Abstract Improved drilling techniques have overcome many of the inherent difficulties associated with the delivery of Icotea and Misoa wells in the West Urdaneta Field of Lake Maracaibo. Advancements such as rotary steerable assemblies, logging-while- drilling (LWD) tools, annular pressure subs and new bit designs have allowed drilling of extended reach and horizontal wells to become routine. However, borehole instability and lost circulation problems have continued to negatively impact operations, compounding well delivery costs. In an effort to address these problems, a variety of non-aqueous fluids (NAF) and water-based muds (WBM) have been used. While each provides distinct advantages, there has never been a system which could solve all problems associated with drilling the Icotea and Misoa formations. Lost circulation and wellbore instability (defined by almost continual caving of shales in the La Rosa formation) have plagued NAF applications in this field. A variety of WBM systems have been used and each one has also presented its own problems including hole enlargement, bit balling, accretion, low rates of penetration, insufficient hole cleaning, and the need for excessive backreaming. Finding a fluid that would deliver step-change performance in of drilling efficiency compared to previously used systems, while also adhering to the strict environmental limitations for the area, was paramount to continue economically viable drilling operations in the Urdaneta Field. This challenge was met using an environmentally benign, low-salinity high-performance water-based mud (HPWBM), which was field tested in the intermediate section of the Icotea and Misoa wells.
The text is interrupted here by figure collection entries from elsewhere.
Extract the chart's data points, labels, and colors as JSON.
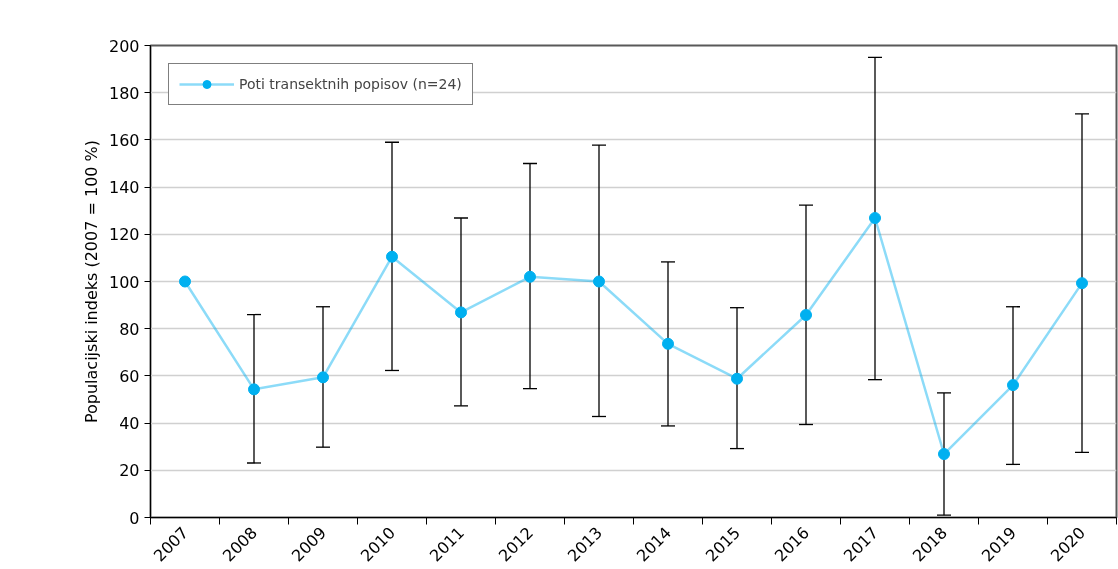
{
  "chart_data": {
    "type": "line",
    "ylabel": "Populacijski indeks (2007 = 100 %)",
    "categories": [
      "2007",
      "2008",
      "2009",
      "2010",
      "2011",
      "2012",
      "2013",
      "2014",
      "2015",
      "2016",
      "2017",
      "2018",
      "2019",
      "2020"
    ],
    "series": [
      {
        "name": "Poti transektnih popisov (n=24)",
        "color": "#00b0f0",
        "values": [
          100,
          54.3,
          59.4,
          110.5,
          86.9,
          102,
          100,
          73.6,
          58.8,
          85.8,
          126.9,
          26.9,
          56.1,
          99.3
        ],
        "errors": [
          null,
          [
            23.1,
            86
          ],
          [
            29.8,
            89.3
          ],
          [
            62.3,
            159
          ],
          [
            47.3,
            126.9
          ],
          [
            54.6,
            150
          ],
          [
            42.8,
            157.8
          ],
          [
            38.8,
            108.3
          ],
          [
            29.2,
            88.9
          ],
          [
            39.4,
            132.4
          ],
          [
            58.4,
            195
          ],
          [
            1,
            52.8
          ],
          [
            22.5,
            89.3
          ],
          [
            27.6,
            171
          ]
        ]
      }
    ],
    "ylim": [
      0,
      200
    ],
    "yticks": [
      0,
      20,
      40,
      60,
      80,
      100,
      120,
      140,
      160,
      180,
      200
    ],
    "grid": "y",
    "legend": "top left",
    "marker": "circle",
    "line_style": "solid"
  }
}
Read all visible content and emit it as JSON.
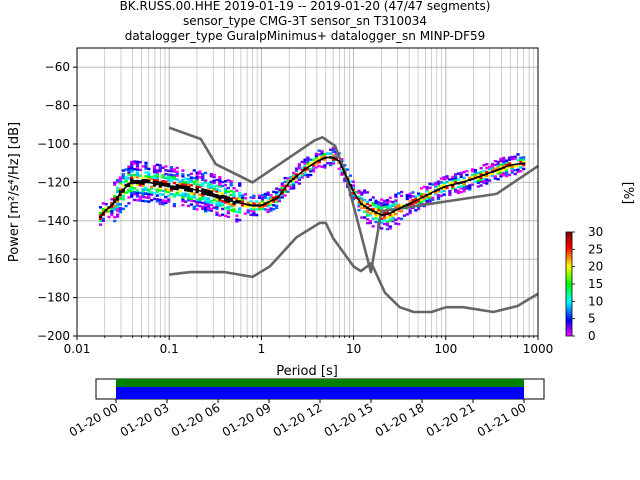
{
  "chart_data": {
    "type": "heatmap",
    "title_lines": [
      "BK.RUSS.00.HHE   2019-01-19 -- 2019-01-20  (47/47 segments)",
      "sensor_type CMG-3T sensor_sn T310034",
      "datalogger_type GuralpMinimus+ datalogger_sn MINP-DF59"
    ],
    "xlabel": "Period [s]",
    "ylabel": "Power [m²/s⁴/Hz] [dB]",
    "xscale": "log",
    "xlim": [
      0.01,
      1000
    ],
    "ylim": [
      -200,
      -50
    ],
    "xticks": [
      0.01,
      0.1,
      1,
      10,
      100,
      1000
    ],
    "xtick_labels": [
      "0.01",
      "0.1",
      "1",
      "10",
      "100",
      "1000"
    ],
    "yticks": [
      -200,
      -180,
      -160,
      -140,
      -120,
      -100,
      -80,
      -60
    ],
    "ytick_labels": [
      "−200",
      "−180",
      "−160",
      "−140",
      "−120",
      "−100",
      "−80",
      "−60"
    ],
    "grid": true,
    "colorbar": {
      "label": "[%]",
      "range": [
        0,
        30
      ],
      "ticks": [
        "0",
        "5",
        "10",
        "15",
        "20",
        "25",
        "30"
      ]
    },
    "noise_models": {
      "high": {
        "period": [
          0.1,
          0.22,
          0.32,
          0.8,
          3.8,
          4.6,
          6.3,
          7.9,
          15.4,
          20,
          354.8
        ],
        "power": [
          -91.5,
          -97.4,
          -110.5,
          -120,
          -98,
          -96.5,
          -101,
          -113.5,
          -166.7,
          -135,
          -126
        ]
      },
      "high_extension": {
        "period": [
          354.8,
          1000
        ],
        "power": [
          -126,
          -111.5
        ]
      },
      "low": {
        "period": [
          0.1,
          0.17,
          0.4,
          0.8,
          1.24,
          2.4,
          4.3,
          5,
          6,
          10,
          12,
          15.6,
          21.9,
          31.6,
          45,
          70,
          101,
          154,
          328,
          600,
          1000
        ],
        "power": [
          -168,
          -166.7,
          -166.7,
          -169.2,
          -163.7,
          -148.6,
          -141.1,
          -141.1,
          -149,
          -163.8,
          -166.2,
          -162.1,
          -177.5,
          -185,
          -187.5,
          -187.5,
          -185,
          -185,
          -187.5,
          -184.4,
          -178
        ]
      }
    },
    "mode_curve": {
      "name": "mode",
      "period": [
        0.018,
        0.02,
        0.025,
        0.03,
        0.04,
        0.06,
        0.1,
        0.15,
        0.2,
        0.3,
        0.5,
        0.8,
        1.0,
        1.5,
        2,
        3,
        4,
        5,
        6,
        7,
        8,
        10,
        12,
        15,
        20,
        25,
        30,
        50,
        80,
        100,
        150,
        200,
        300,
        500,
        700
      ],
      "power": [
        -138,
        -135,
        -131,
        -125,
        -119,
        -120,
        -122,
        -123,
        -124,
        -126,
        -130,
        -132,
        -132,
        -128,
        -120,
        -113,
        -109,
        -107,
        -107,
        -109,
        -115,
        -125,
        -131,
        -134,
        -137,
        -136,
        -134,
        -129,
        -124,
        -122,
        -120,
        -118,
        -115,
        -111,
        -110
      ]
    },
    "scatter_band": {
      "upper_offset_db": 8,
      "lower_offset_db": 8
    },
    "time_axis": {
      "tick_labels": [
        "01-20 00",
        "01-20 03",
        "01-20 06",
        "01-20 09",
        "01-20 12",
        "01-20 15",
        "01-20 18",
        "01-20 21",
        "01-21 00"
      ],
      "coverage_colors": [
        "#008000",
        "#0000ff"
      ]
    }
  }
}
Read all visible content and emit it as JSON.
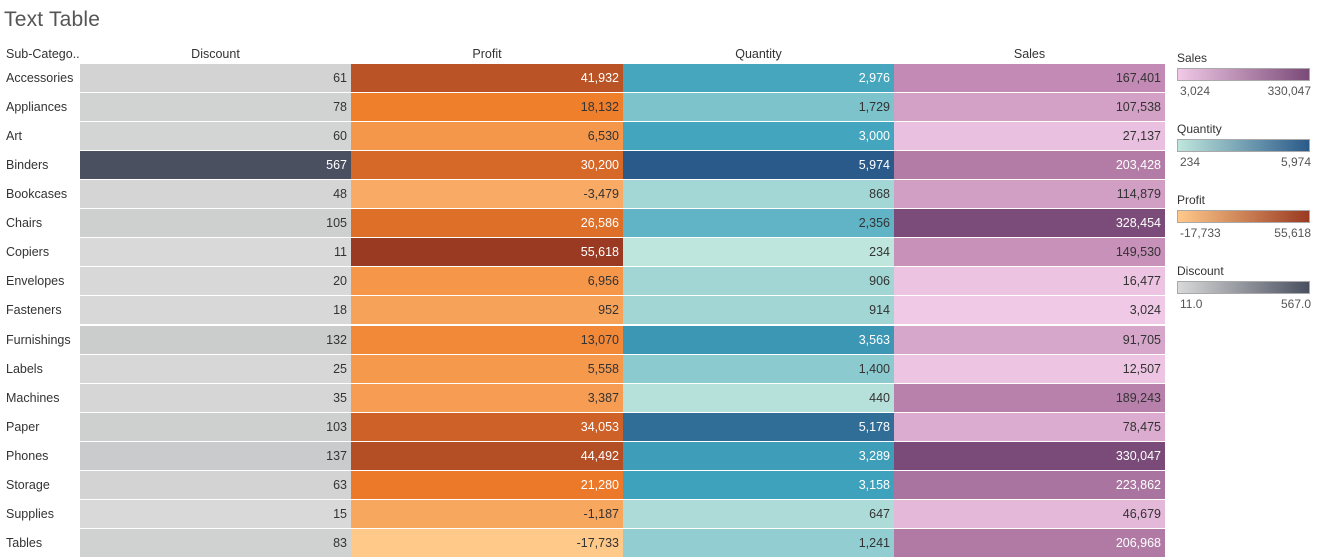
{
  "title": "Text Table",
  "legends": [
    {
      "key": "sales",
      "title": "Sales",
      "min_label": "3,024",
      "max_label": "330,047",
      "colors": [
        "#f0c9e6",
        "#7a4a78"
      ]
    },
    {
      "key": "quantity",
      "title": "Quantity",
      "min_label": "234",
      "max_label": "5,974",
      "colors": [
        "#bfe6dc",
        "#2a5a8a"
      ]
    },
    {
      "key": "profit",
      "title": "Profit",
      "min_label": "-17,733",
      "max_label": "55,618",
      "colors": [
        "#ffc98a",
        "#9a3a22"
      ]
    },
    {
      "key": "discount",
      "title": "Discount",
      "min_label": "11.0",
      "max_label": "567.0",
      "colors": [
        "#d9d9d9",
        "#4a5060"
      ]
    }
  ],
  "chart_data": {
    "type": "table",
    "row_header": "Sub-Catego..",
    "columns": [
      "Discount",
      "Profit",
      "Quantity",
      "Sales"
    ],
    "rows": [
      {
        "name": "Accessories",
        "discount": 61,
        "profit": 41932,
        "quantity": 2976,
        "sales": 167401
      },
      {
        "name": "Appliances",
        "discount": 78,
        "profit": 18132,
        "quantity": 1729,
        "sales": 107538
      },
      {
        "name": "Art",
        "discount": 60,
        "profit": 6530,
        "quantity": 3000,
        "sales": 27137
      },
      {
        "name": "Binders",
        "discount": 567,
        "profit": 30200,
        "quantity": 5974,
        "sales": 203428
      },
      {
        "name": "Bookcases",
        "discount": 48,
        "profit": -3479,
        "quantity": 868,
        "sales": 114879
      },
      {
        "name": "Chairs",
        "discount": 105,
        "profit": 26586,
        "quantity": 2356,
        "sales": 328454
      },
      {
        "name": "Copiers",
        "discount": 11,
        "profit": 55618,
        "quantity": 234,
        "sales": 149530
      },
      {
        "name": "Envelopes",
        "discount": 20,
        "profit": 6956,
        "quantity": 906,
        "sales": 16477
      },
      {
        "name": "Fasteners",
        "discount": 18,
        "profit": 952,
        "quantity": 914,
        "sales": 3024
      },
      {
        "name": "Furnishings",
        "discount": 132,
        "profit": 13070,
        "quantity": 3563,
        "sales": 91705
      },
      {
        "name": "Labels",
        "discount": 25,
        "profit": 5558,
        "quantity": 1400,
        "sales": 12507
      },
      {
        "name": "Machines",
        "discount": 35,
        "profit": 3387,
        "quantity": 440,
        "sales": 189243
      },
      {
        "name": "Paper",
        "discount": 103,
        "profit": 34053,
        "quantity": 5178,
        "sales": 78475
      },
      {
        "name": "Phones",
        "discount": 137,
        "profit": 44492,
        "quantity": 3289,
        "sales": 330047
      },
      {
        "name": "Storage",
        "discount": 63,
        "profit": 21280,
        "quantity": 3158,
        "sales": 223862
      },
      {
        "name": "Supplies",
        "discount": 15,
        "profit": -1187,
        "quantity": 647,
        "sales": 46679
      },
      {
        "name": "Tables",
        "discount": 83,
        "profit": -17733,
        "quantity": 1241,
        "sales": 206968
      }
    ],
    "color_scales": {
      "discount": {
        "min": 11,
        "max": 567,
        "stops": [
          "#d9d9d9",
          "#b8babc",
          "#4a5060"
        ]
      },
      "profit": {
        "min": -17733,
        "max": 55618,
        "stops": [
          "#ffc98a",
          "#f07d2a",
          "#9a3a22"
        ]
      },
      "quantity": {
        "min": 234,
        "max": 5974,
        "stops": [
          "#bfe6dc",
          "#3fa3bd",
          "#2a5a8a"
        ]
      },
      "sales": {
        "min": 3024,
        "max": 330047,
        "stops": [
          "#f0c9e6",
          "#c28ab4",
          "#7a4a78"
        ]
      }
    }
  }
}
The novel fluid was used to drill through the problematic Laguna, Lagunillas, and La Rosa formations. By analyzing the field tests results, conducting after action reviews (AAR) and maintaining a productive dialogue between all parties involved, the operational performance of these wells showed substantial and continual improvement. The low-salinity HPWBM is now our system of choice for drilling intermediate hole sections in the West Urdaneta Field. This paper provides a detailed technical overview of the new HPWBM, provides and the results of the early field tests and of subsequent wells, demonstrates enabling impact of this new technology on driving continual operational improvement.